Die Farbgebung und Linienführung erinnern stellenweise an ein hochwertiges Kinderbuch. Das verleiht dem Comic eine charmante Leichtigkeit. Nach all den düsteren und ernsten Storylines, die das Superhelden-Genre prägen, ist das eine willkommene Abwechslung.
Besonders gelungen ist, wie viel Ausdruck in den Gesichtern und Bewegungen der Figuren steckt. Die Panels wirken lebendig, emotional und dynamisch. So wird Spider-Boy als Hauptfigur noch nahbarer. Insgesamt bietet der Stil eine liebevoll gestaltete, visuell starke Bühne für die Geschichte – und macht einfach Spaß beim Lesen.
Fazit zu Spider-Boy 2:
Spider-Boy 2 ist eine gelungene Fortsetzung, die viele der Schwächen des ersten Bandes hinter sich lässt. Wo der Auftakt noch nach Orientierung suchte, wirkt dieser Band deutlich fokussierter, emotionaler und erzählerisch geschlossener. Bailey Briggs wird als Figur ernst genommen – seine Unsicherheit, sein Wunsch nach Zugehörigkeit und seine besondere Art des Heldentums bekommen endlich den Raum, den sie verdienen. Besonders stark ist, wie sehr sich der Comic auf die innere Welt des Helden konzentriert, ohne dabei die Action oder das Marvel-typische Spektakel zu vernachlässigen.

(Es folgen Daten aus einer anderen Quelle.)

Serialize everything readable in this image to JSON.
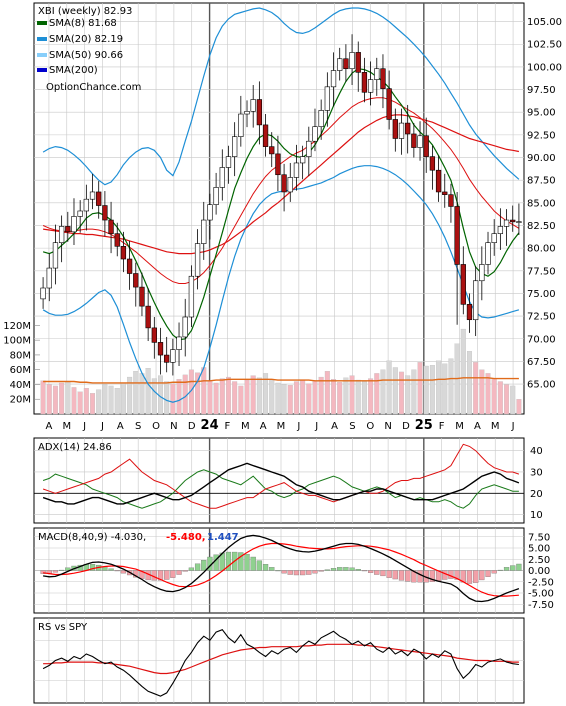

Die Geschichte schafft es, zwischen tragischer Identitätssuche und unterhaltsamem Superheldenabenteuer eine gute Balance zu halten. Die Humanimals, der Umgang mit dem Boy-Spider-Missverständnis und die Verbindung zum Spider-Verse wirken nicht wie lose Ideen, sondern fügen sich glaubwürdig in Baileys Erzählung ein. Der emotionale Kern bleibt dabei stets spürbar: Es geht nicht nur um das Retten anderer, sondern auch um die Rettung des eigenen Ichs.
Auch visuell überzeugt der Comic. Der kindlich-verspielte Stil mag nicht jedermanns Sache sein, passt aber hervorragend zur Figur und Zielgruppe. Gerade weil Spider-Boy sich thematisch mit dem Gefühl des Nicht-Dazugehörens auseinandersetzt, wirkt der Stil wie ein Gegenpol zur inhaltlichen Schwere – leicht, bunt und offenherzig. Das macht das Leseerlebnis nicht nur zugänglich, sondern auch sympathisch und einprägsam.
Insgesamt ist Spider-Boy 2 ein starkes Zeichen dafür, dass Bailey Briggs mehr ist als ein Nebenprodukt eines Multiversums oder eine Randnotiz im Schatten von Peter Parker. Er hat das Potenzial, sich zu einer festen Größe im Spider-Man-Kosmos zu entwickeln – vorausgesetzt, man schenkt ihm auch weiterhin die erzählerische Aufmerksamkeit, die er in diesem Band endlich verdient. Wer sich für originelle Figuren und emotionale Geschichten interessiert, bekommt hier ein modernes Superheldenabenteuer mit Herz und Verstand.